NaOH was used to remove Mg found as MgCl2, as shown in Eq. (5):

$$2{\text{NaOH}}_{{\left( {{\text{aq}}} \right)}} + {\text{MgCl}}_{{2\left( {{\text{aq}}} \right)}} \to {\text{Mg}}\left( {{\text{OH}}} \right)_{{2\left( {\text{s}} \right)}} + 2{\text{NaCl}}_{{\left( {{\text{aq}}} \right)}}$$

In this work, an alternative route to brine disposal is proposed, which allowed the reuse of this saline waste as a raw material resource in the chlor-alkali manufacturing industry.

Mohammadesmaeili et al. (2010) focused their study on selective precipitation for the removal of fouling minerals (Ca, Mg and silica) from RO brines with the aim of obtaining by-products with commercial value. The Authors studied a process based on a pre-acidification step with H2SO4 to be performed prior to the traditional lime/soda treatment. This acidification step allowed decreasing the quantity of lime required to remove Mg. The proposed modified lime-soda treatment allows solving the issues related to the low purity of the products, obtaining Mg hydroxide with a purity of 51–58%, which is similar to other commercial sources of Mg(OH)2. The precipitate also contained 19.5–23.3% of CaCO3 and 1.3–7.8% of CaSO4 as impurities. CaCO3 with a purity of 95% and CaSO4 with a purity of 92% were obtained as by-products. In conclusion the study allowed obtaining a high Mg recovery yield (about 98%) with a good purity grade consuming a reduced quantity of reagents; the process also allowed obtaining an efficient recovery yield of desalination water (between 80 and 90%).

Casas et al. (2014) used NaCO3 and NaOH as alkali sources to precipitate Mg2+ and Ca++ from mining and seawater desalination brines. The obtained results showed Ca recovery yields higher than 94–96% for pH higher than 10 via the use of NaCO3 and Mg recovery yields higher than 97–99% for pH higher than 11 by dosing NaOH. In the same period, Sorour et al. (2014) dedicated their research to the readjustment of industries for the enhancement of by-products containing magnesium. The tests were performed using different precipitation reagents and different implementation processes. The Authors studied partial softening of seawater and RO brines using Na2CO3 and Na3PO4 as precipitating agents for Ca and Mg. Na2CO3 caused maximum Ca concentration reduction from 400 to 20 mg L−1 and from 690 to 36 mg L−1 from seawater and RO brine, respectively. The corresponding Mg concentration reduction was from 1460 to 1250 mg L−1 and from 2600 to 2375 mg L−1 for seawater and RO brine, respectively. The recovery of Ca by phosphate precipitation was about 98 and 75% from seawater and RO brines, respectively; the corresponding Mg recovery values were 47 and 24%. The Authors identified three process design schemes for the recovery of Ca, Mg and sodium salts. The first scheme was designed for the chemical recovery of seawater for new desalination plants; the second scheme was developed for plants that can be readapted by replacing conventional pretreatment with NF to obtain high Ca recoveries and with membranes/thermal processing and ion exchange for Mg recovery; the third scheme is always applicable to plants which can be adapted by optimizing chemical precipitation by sodium phosphate or sodium carbonate treatment. The study stopped before the optimization of the developed schemes and the identification of the necessary costs for the industrial re-adaptation.

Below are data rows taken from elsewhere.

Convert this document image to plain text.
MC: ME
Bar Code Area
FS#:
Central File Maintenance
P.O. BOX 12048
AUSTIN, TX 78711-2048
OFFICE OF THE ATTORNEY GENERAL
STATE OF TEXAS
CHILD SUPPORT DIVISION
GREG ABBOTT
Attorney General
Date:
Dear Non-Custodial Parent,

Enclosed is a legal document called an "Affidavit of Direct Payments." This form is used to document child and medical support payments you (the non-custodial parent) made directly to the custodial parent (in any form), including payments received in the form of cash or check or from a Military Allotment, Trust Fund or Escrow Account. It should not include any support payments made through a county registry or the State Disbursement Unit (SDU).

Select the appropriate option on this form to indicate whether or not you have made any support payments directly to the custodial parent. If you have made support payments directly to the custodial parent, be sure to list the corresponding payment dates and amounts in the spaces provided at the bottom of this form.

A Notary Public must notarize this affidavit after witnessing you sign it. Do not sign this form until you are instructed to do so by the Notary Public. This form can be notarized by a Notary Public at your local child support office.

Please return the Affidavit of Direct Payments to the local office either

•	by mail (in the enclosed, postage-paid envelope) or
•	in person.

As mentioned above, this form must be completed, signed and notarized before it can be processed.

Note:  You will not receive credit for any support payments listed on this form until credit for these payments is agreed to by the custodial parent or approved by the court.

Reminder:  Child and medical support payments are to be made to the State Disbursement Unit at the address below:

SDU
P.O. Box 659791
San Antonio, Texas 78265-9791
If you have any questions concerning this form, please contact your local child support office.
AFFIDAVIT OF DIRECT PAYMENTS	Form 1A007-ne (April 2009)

In the work of Dong et al. (2017), Mg2+ was precipitated with NH4OH obtaining Mg(OH)2 with a purity of 93.5%; the obtained hydroxide was then calcined giving highly reactive MgO. In a later work, Dong et al. (2018) obtained MgO from reject brines by precipitating Mg2+ with NaOH, obtaining Mg(OH)2 with small impurities of calcium carbonate.

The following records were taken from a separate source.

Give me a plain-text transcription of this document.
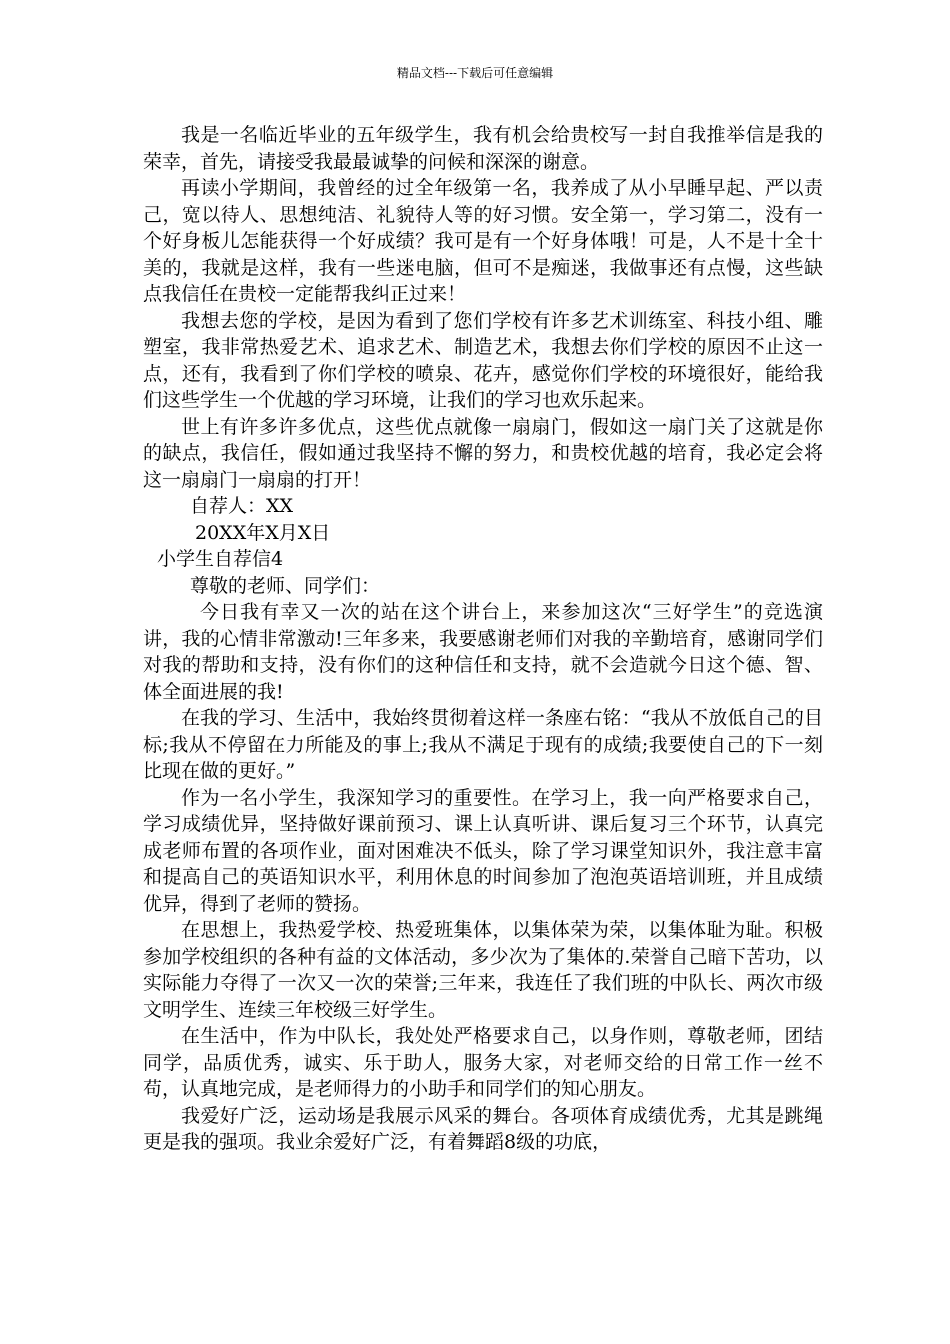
精品文档---下载后可任意编辑

我是一名临近毕业的五年级学生，我有机会给贵校写一封自我推举信是我的荣幸，首先，请接受我最最诚挚的问候和深深的谢意。

再读小学期间，我曾经的过全年级第一名，我养成了从小早睡早起、严以责己，宽以待人、思想纯洁、礼貌待人等的好习惯。安全第一，学习第二，没有一个好身板儿怎能获得一个好成绩？我可是有一个好身体哦！可是，人不是十全十美的，我就是这样，我有一些迷电脑，但可不是痴迷，我做事还有点慢，这些缺点我信任在贵校一定能帮我纠正过来！

我想去您的学校，是因为看到了您们学校有许多艺术训练室、科技小组、雕塑室，我非常热爱艺术、追求艺术、制造艺术，我想去你们学校的原因不止这一点，还有，我看到了你们学校的喷泉、花卉，感觉你们学校的环境很好，能给我们这些学生一个优越的学习环境，让我们的学习也欢乐起来。

世上有许多许多优点，这些优点就像一扇扇门，假如这一扇门关了这就是你的缺点，我信任，假如通过我坚持不懈的努力，和贵校优越的培育，我必定会将这一扇扇门一扇扇的打开！

自荐人：XX

20XX年X月X日

小学生自荐信4

尊敬的老师、同学们：

今日我有幸又一次的站在这个讲台上，来参加这次“三好学生”的竞选演讲，我的心情非常激动!三年多来，我要感谢老师们对我的辛勤培育，感谢同学们对我的帮助和支持，没有你们的这种信任和支持，就不会造就今日这个德、智、体全面进展的我!

在我的学习、生活中，我始终贯彻着这样一条座右铭：“我从不放低自己的目标;我从不停留在力所能及的事上;我从不满足于现有的成绩;我要使自己的下一刻比现在做的更好。”

作为一名小学生，我深知学习的重要性。在学习上，我一向严格要求自己，学习成绩优异，坚持做好课前预习、课上认真听讲、课后复习三个环节，认真完成老师布置的各项作业，面对困难决不低头，除了学习课堂知识外，我注意丰富和提高自己的英语知识水平，利用休息的时间参加了泡泡英语培训班，并且成绩优异，得到了老师的赞扬。

在思想上，我热爱学校、热爱班集体，以集体荣为荣，以集体耻为耻。积极参加学校组织的各种有益的文体活动，多少次为了集体的.荣誉自己暗下苦功，以实际能力夺得了一次又一次的荣誉;三年来，我连任了我们班的中队长、两次市级文明学生、连续三年校级三好学生。

在生活中，作为中队长，我处处严格要求自己，以身作则，尊敬老师，团结同学，品质优秀，诚实、乐于助人，服务大家，对老师交给的日常工作一丝不苟，认真地完成，是老师得力的小助手和同学们的知心朋友。

我爱好广泛，运动场是我展示风采的舞台。各项体育成绩优秀，尤其是跳绳更是我的强项。我业余爱好广泛，有着舞蹈8级的功底，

Cipollina et al. (2015) studied Mg recovery from exhausted brines discharged from saltworks. This work provided clearer ideas on the crystallization processes of Mg, highlighting the different factors which contribute to the variation in the purity grade of the product and its final separation. Using NaOH as alkali sources to precipitate Mg2+, experiments were performed under different operating conditions: the purity of Mg precipitates was 98–100% in most experimental runs. Reactive precipitation also allowed a total recovery of Mg from the brine using a stoichiometric injection of alkaline reactant. Furthermore, the process was applied on relevant environment, thus showing promising results for its application. However, the main drawback is related to the formation of particles flakes incorporating large amounts of liquor, making it difficult to separate with simple sedimentation.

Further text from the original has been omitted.